Tú solo imagínate la escena, nosotros comiendo, y el charlando con la cabeza, ofreciéndole vino y carne, que era incapaz de introducir por su boca debido a su inflada lengua. Resultaba… bastante incomodo, y si no querías llevarte un guantazo por su parte, lo mejor era callar y comer en silencio.

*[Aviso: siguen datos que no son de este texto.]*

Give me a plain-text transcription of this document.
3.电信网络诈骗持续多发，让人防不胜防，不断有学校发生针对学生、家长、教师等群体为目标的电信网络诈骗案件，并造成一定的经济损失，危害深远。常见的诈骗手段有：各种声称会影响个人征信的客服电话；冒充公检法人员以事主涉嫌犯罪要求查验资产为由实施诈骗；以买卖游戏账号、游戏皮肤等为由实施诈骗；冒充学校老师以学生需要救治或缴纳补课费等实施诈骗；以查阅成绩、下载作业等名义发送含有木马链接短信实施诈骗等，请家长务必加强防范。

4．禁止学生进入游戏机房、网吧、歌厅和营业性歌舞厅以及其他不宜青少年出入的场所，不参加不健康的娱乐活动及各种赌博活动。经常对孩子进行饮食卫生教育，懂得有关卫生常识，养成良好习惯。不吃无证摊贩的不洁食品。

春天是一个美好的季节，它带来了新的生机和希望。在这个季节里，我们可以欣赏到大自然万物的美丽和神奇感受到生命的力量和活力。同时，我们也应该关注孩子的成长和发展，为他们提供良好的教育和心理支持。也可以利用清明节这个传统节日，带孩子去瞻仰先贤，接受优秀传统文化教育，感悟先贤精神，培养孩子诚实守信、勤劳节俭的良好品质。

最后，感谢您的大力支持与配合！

Mi madre, que era su esposa, nos pedía a mí y a mis hermanos que le dejásemos en paz a él y a la puñetera cabeza. Ignorarles a ambos era la mejor manera de mantener la convivencia, ella lo sabía bien, pues una vez trató de hablar con su marido al respecto, de manera sutil y calmada, y él acabó perdiendo los nervios. Comenzó a gritar y a romper los muebles, mientras zarandeaba la cabeza por toda la casa, echándole la culpa a mi madre de todo. Pasados unos días le escondió la cabeza, confiaba que así se olvidaría del tema, y solo consiguió que mi tío se volviera aun más demente, se puso a chillar y a arañarse la cara, llegando a arrancarse tiras de piel.

Al final le devolvió la cabeza para que se callara. Mi madre tenía su licor, y con eso sobrellevaba su matrimonio. Mis hermanastros le tenían cada vez más miedo a su padre, le evadían de mil formas, y llegados a la adultez cortaban la relación con su progenitor. A mí el asunto me traía sin cuidad, sin embargo he de admitir que sus ataques de histeria me causaban cierta gracia. En cambio mi hermano era el único que se preocupaba por el deplorable estado del cabeza de familia, mas era tan lerdo que no sabía como ayudarlo.

¿A donde iba?, ah sí, cuando estalló la guerra de los autómatas, mi tío fue a luchar, por supuesto acompañado de su fiel consejera pútrida. Allí fue, en medio de la batalla, cuando un enemigo pisó la cabeza, y la aplastó totalmente.

Mi tío perdió la poca cordura que le quedaba, gritó como un verdadero animal, y comenzó a golpear su propio cráneo de una manera salvaje; o así me lo contaron, yo no estuve allí. Pero se la golpeaba en serio, me aseguraron que se escuchó como su cráneo crujía con cada golpe. Por suerte para él mi sobrina racionó a tiempo, le redujo, y le ató las manos. Mientras esperaba a su padre, mi hermano, nuestro tío se levantó, salió corriendo, y estampó su cabeza contra un muro de piedra; por poco no se mata. Cuando mi hermano y su hija pudieron volver a reducirlo, atándole todo el cuerpo, él seguía golpeándose la frente contra una roca. Y luego mi cuñada le llenó la boca de pañuelos para que no se mordiera más la lengua -volvió a reír, secamente-. Como puedes ver fue una tarde movida, ojala hubiera podido verlo.

A la mañana siguiente mi hermano marchó a luchar en solitario, pues su hija y su esposa tuvieron que quedare a vigilar al que se suponía era nuestro líder, y mayor de todos los guerreros, que no paraba de llorar y gruñir, suplicando a su hermano que le perdonase.

Uy, perdona, se me olvidó mencionarlo antes. La cabeza que llevaba consigo, era la de mi padre, que él mismo cercenó para poner fin a la guerra que hubo entre nuestras tribus.

Así que imagínatelo. Todas las noches tenía que cenar en la casa de mi madre, que se casó con el enemigo, un borracho desequilibrado, que llevaba consigo lo poco que quedaba de mi padre, la única persona en toda mi vida a la que he considerado mi igual. La cabeza de mi padre, reducida a un trofeo de guerra, a un talismán macabro, único consuelo de su asesino, que se negaba a admitir que había matado a su propio hermano, era… Odiaba comer en esa casa.